No Southern silver-tongued orator
of the old-time, string-tied, slouch-hatted, long- haired variety
ever clung more closely to his official makeup than the English
barrister clings to his spats, his shad-bellied coat and his
eye-glass dangling on a cord. At a glance one knows the medical
man or the journalist, the military man in undress or the gentleman
farmer; also, by the same easy method, one may know the workingman
and the penny postman. The workingman has a cap on his head and
a neckerchief about his throat, and the legs of his corduroy
trousers are tied up below the knees with strings - else he is no
workingman.
When we were in London the postmen were threatening to go on strike.
From the papers I gathered that the points in dispute had to do
with better hours and better pay; but if they had been striking
against having to wear the kind of cap the British Government makes
a postman wear, their cause would have had the cordial support and
intense sympathy of every American in town.
It remains for the English clerk to be the only Englishman who
seeks, by the clothes he wears in his hours of ease, to appear as
something more than what he really is. Off duty he fair1y dotes
on the high hat of commerce. Frequently he sports it in connection
with an exceedingly short and bobby sackcoat, and trousers that
are four or five inches too short in the legs for him. The Parisian
shopman harbors similar ambitions - only he expresses them with
more attention to detail. The noon hour arriving, the French
shophand doffs his apron and his air of deference. He puts on a
high hat and a frock coat that have been on a peg behind the door
all the morning, gathers up his cane and his gloves; and, becoming
on the instant a swagger and a swaggering boulevardier, he saunters
to his favorite sidewalk cafe for a cordial glassful of a pink or
green or purple drink. When his little hour of glory is over and
done with he returns to his counter, sheds his grandeur and is
once more your humble and ingratiating servitor.

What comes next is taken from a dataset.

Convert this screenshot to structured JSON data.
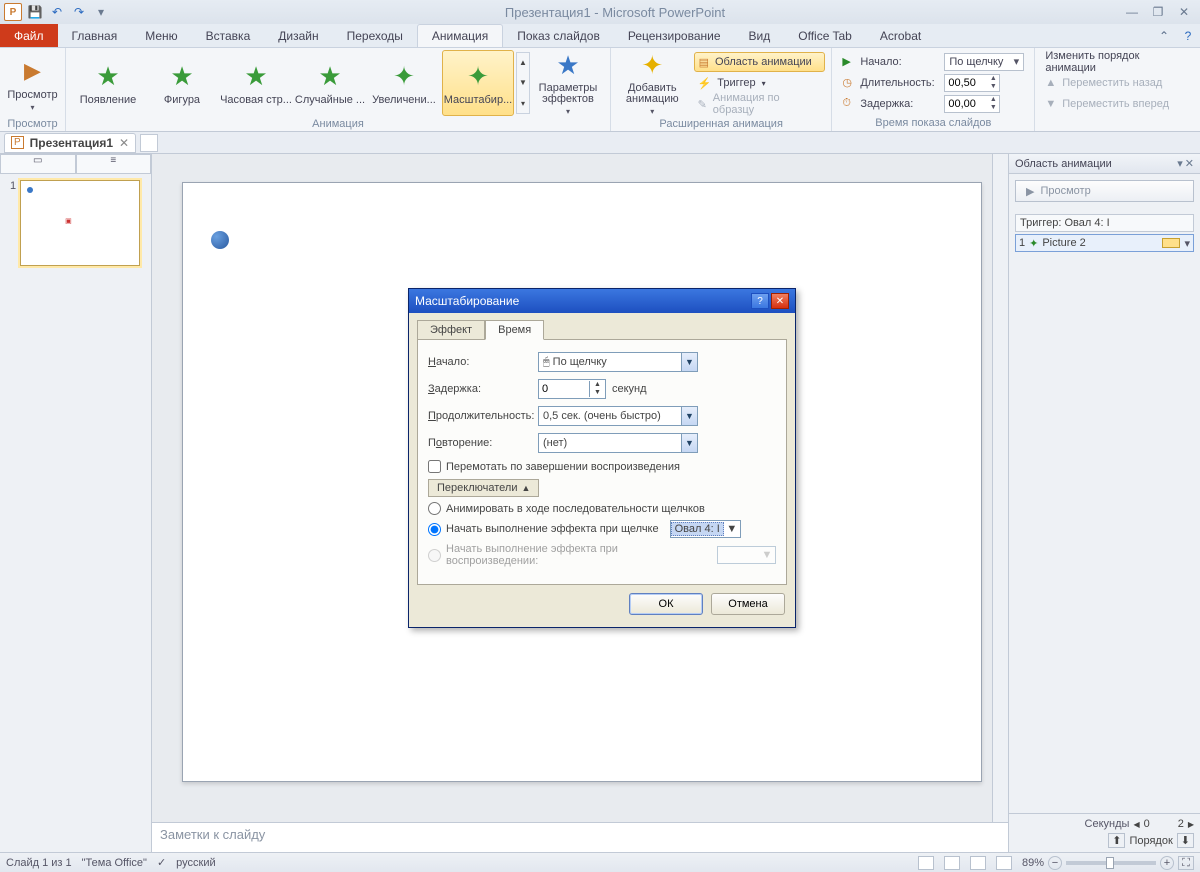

In residential London on a Sunday afternoon one beholds some weird
and wonderful costumes. On a Sunday afternoon in a sub-suburb of
a Kensington suburb I saw, passing through a drab, sad side street,
a little Cockney man with the sketchy nose and unfinished features
of his breed. He was presumably going to church, for he carried
a large Testament under his arm. He wore, among other things, a
pair of white spats, a long-tailed coat and a high hat. It was
not a regular high hat, either, but one of those trick-performing
hats which, on signal, will lie doggo or else sit up and beg.